In an interview with ESPN’s Tim MacMahon, Morant’s father, Tee Morant, said there were three separate incidents with male Jazz fans. Per Tee Morant, each of those incidents was handled quickly by Vivint Arena security.
“I know heckling,” Tee Morant said in a phone interview with ESPN on Thursday evening. “We were doing that the whole game. But that’s different than heckling. That’s straight up disrespectful. That was too far out of line. You don’t say nothing like that heckling. That’s beyond heckling.”
New Jazz owner Ryan Smith wrote in a tweet Thursday: “Memphis Grizzlies and Morant family … we are embarrassed and sorry. The @utahjazz have zero tolerance for offensive behavior. We are committed to creating a respectful, competitive environment.”
Morant later tweeted Thursday that despite the interaction his family members had with those Jazz fans, the other Jazz fans in the building did not act similarly. “My family told me they felt the love from all the other jazz fans who were around them … even bought each other drinks with a few. Those 3 just went too far,” Morant wrote.

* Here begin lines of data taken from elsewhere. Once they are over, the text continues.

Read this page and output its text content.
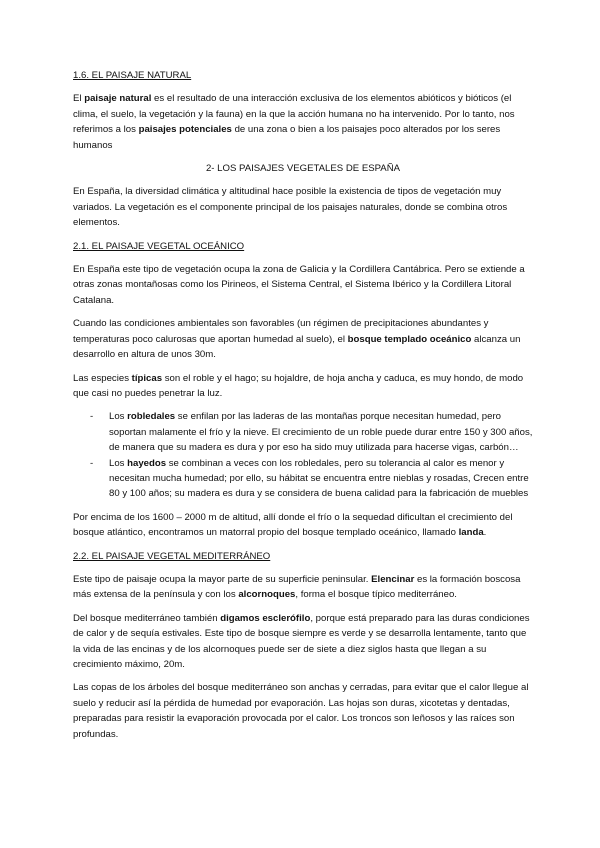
1.6. EL PAISAJE NATURAL

El paisaje natural es el resultado de una interacción exclusiva de los elementos abióticos y bióticos (el clima, el suelo, la vegetación y la fauna) en la que la acción humana no ha intervenido. Por lo tanto, nos referimos a los paisajes potenciales de una zona o bien a los paisajes poco alterados por los seres humanos

2- LOS PAISAJES VEGETALES DE ESPAÑA

En España, la diversidad climática y altitudinal hace posible la existencia de tipos de vegetación muy variados. La vegetación es el componente principal de los paisajes naturales, donde se combina otros elementos.

2.1. EL PAISAJE VEGETAL OCEÁNICO

En España este tipo de vegetación ocupa la zona de Galicia y la Cordillera Cantábrica. Pero se extiende a otras zonas montañosas como los Pirineos, el Sistema Central, el Sistema Ibérico y la Cordillera Litoral Catalana.

Cuando las condiciones ambientales son favorables (un régimen de precipitaciones abundantes y temperaturas poco calurosas que aportan humedad al suelo), el bosque templado oceánico alcanza un desarrollo en altura de unos 30m.

Las especies típicas son el roble y el hago; su hojaldre, de hoja ancha y caduca, es muy hondo, de modo que casi no puedes penetrar la luz.

- Los robledales se enfilan por las laderas de las montañas porque necesitan humedad, pero soportan malamente el frío y la nieve. El crecimiento de un roble puede durar entre 150 y 300 años, de manera que su madera es dura y por eso ha sido muy utilizada para hacerse vigas, carbón…
- Los hayedos se combinan a veces con los robledales, pero su tolerancia al calor es menor y necesitan mucha humedad; por ello, su hábitat se encuentra entre nieblas y rosadas, Crecen entre 80 y 100 años; su madera es dura y se considera de buena calidad para la fabricación de muebles

Por encima de los 1600 – 2000 m de altitud, allí donde el frío o la sequedad dificultan el crecimiento del bosque atlántico, encontramos un matorral propio del bosque templado oceánico, llamado landa.

2.2. EL PAISAJE VEGETAL MEDITERRÁNEO

Este tipo de paisaje ocupa la mayor parte de su superficie peninsular. Elencinar es la formación boscosa más extensa de la península y con los alcornoques, forma el bosque típico mediterráneo.

Del bosque mediterráneo también digamos esclerófilo, porque está preparado para las duras condiciones de calor y de sequía estivales. Este tipo de bosque siempre es verde y se desarrolla lentamente, tanto que la vida de las encinas y de los alcornoques puede ser de siete a diez siglos hasta que llegan a su crecimiento máximo, 20m.

Las copas de los árboles del bosque mediterráneo son anchas y cerradas, para evitar que el calor llegue al suelo y reducir así la pérdida de humedad por evaporación. Las hojas son duras, xicotetas y dentadas, preparadas para resistir la evaporación provocada por el calor. Los troncos son leñosos y las raíces son profundas.
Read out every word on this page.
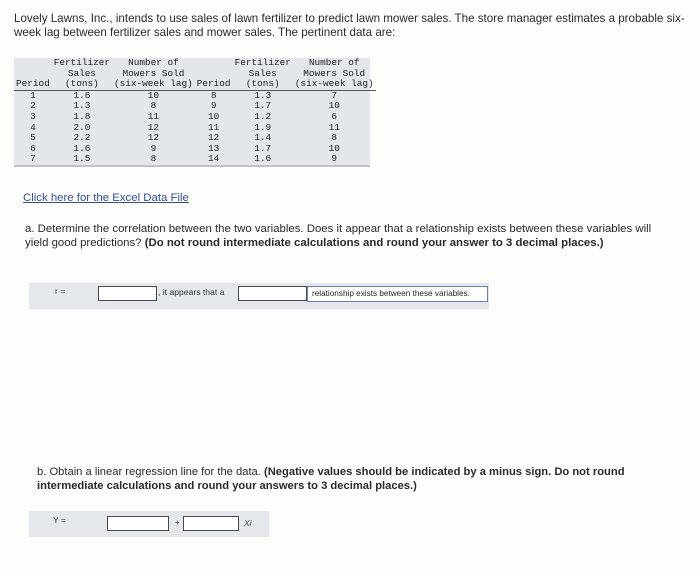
Lovely Lawns, Inc., intends to use sales of lawn fertilizer to predict lawn mower sales. The store manager estimates a probable six-week lag between fertilizer sales and mower sales. The pertinent data are:
	Fertilizer	Number of		Fertilizer	Number of
	Sales	Mowers Sold		Sales	Mowers Sold
Period	(tons)	(six-week lag)	Period	(tons)	(six-week lag)
1	1.6	10	8	1.3	7
2	1.3	8	9	1.7	10
3	1.8	11	10	1.2	6
4	2.0	12	11	1.9	11
5	2.2	12	12	1.4	8
6	1.6	9	13	1.7	10
7	1.5	8	14	1.6	9
Click here for the Excel Data File
a. Determine the correlation between the two variables. Does it appear that a relationship exists between these variables will yield good predictions? (Do not round intermediate calculations and round your answer to 3 decimal places.)
r =	, it appears that a	relationship exists between these variables.
b. Obtain a linear regression line for the data. (Negative values should be indicated by a minus sign. Do not round intermediate calculations and round your answers to 3 decimal places.)
Y =	+	Xi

my family told me they felt the love from all the other jazz fans who were around them 🤝 even bought each other drinks with a few.
those 3 just went too far 💯 https://t.co/1XvjXcPVOo
— Ja Morant (@JaMorant) May 28, 2021
Jazz star Donovan Mitchell also took to social media to voice his displeasure about the behavior of those fans, writing: “I’m glad those fans were banned and they should never be allowed back … this is ridiculous!!! The fact that these words are being thrown around to players and there families is ridiculous! Enough is enough smh!”
I’m glad those fans were banned and they should never be allowed back…. this is ridiculous!!! The fact that these words are being thrown around to players and there families is ridiculous! Enough is enough smh! https://t.co/rfzj0T1W1r
— Donovan Mitchell (@spidadmitchell) May 28, 2021
The New York Knicks and Philadelphia 76ers each banned a fan from their respective arenas and issued apologies Thursday for incidents during playoff games, and the NBA said that rules surrounding fan behavior will be “vigorously enforced” going forward.
Both incidents took place during playoff games Wednesday. The Knicks said they banned a fan from Madison Square Garden for spitting on Atlanta guard Trae Young, while the 76ers banned a fan who threw popcorn on Washington guard Russell Westbrook.
On Wednesday, the NBA released a statement on fan behavior at arenas that said: “The return of more NBA fans to our arenas has brought great excitement and energy to the start of the playoffs, but it is critical that we all show respect for players, officials and our fellow fans. An enhanced fan code of conduct will be vigorously enforced in order to ensure a safe and respectful environment for all involved.”
Information from The Associated Press was used in this report.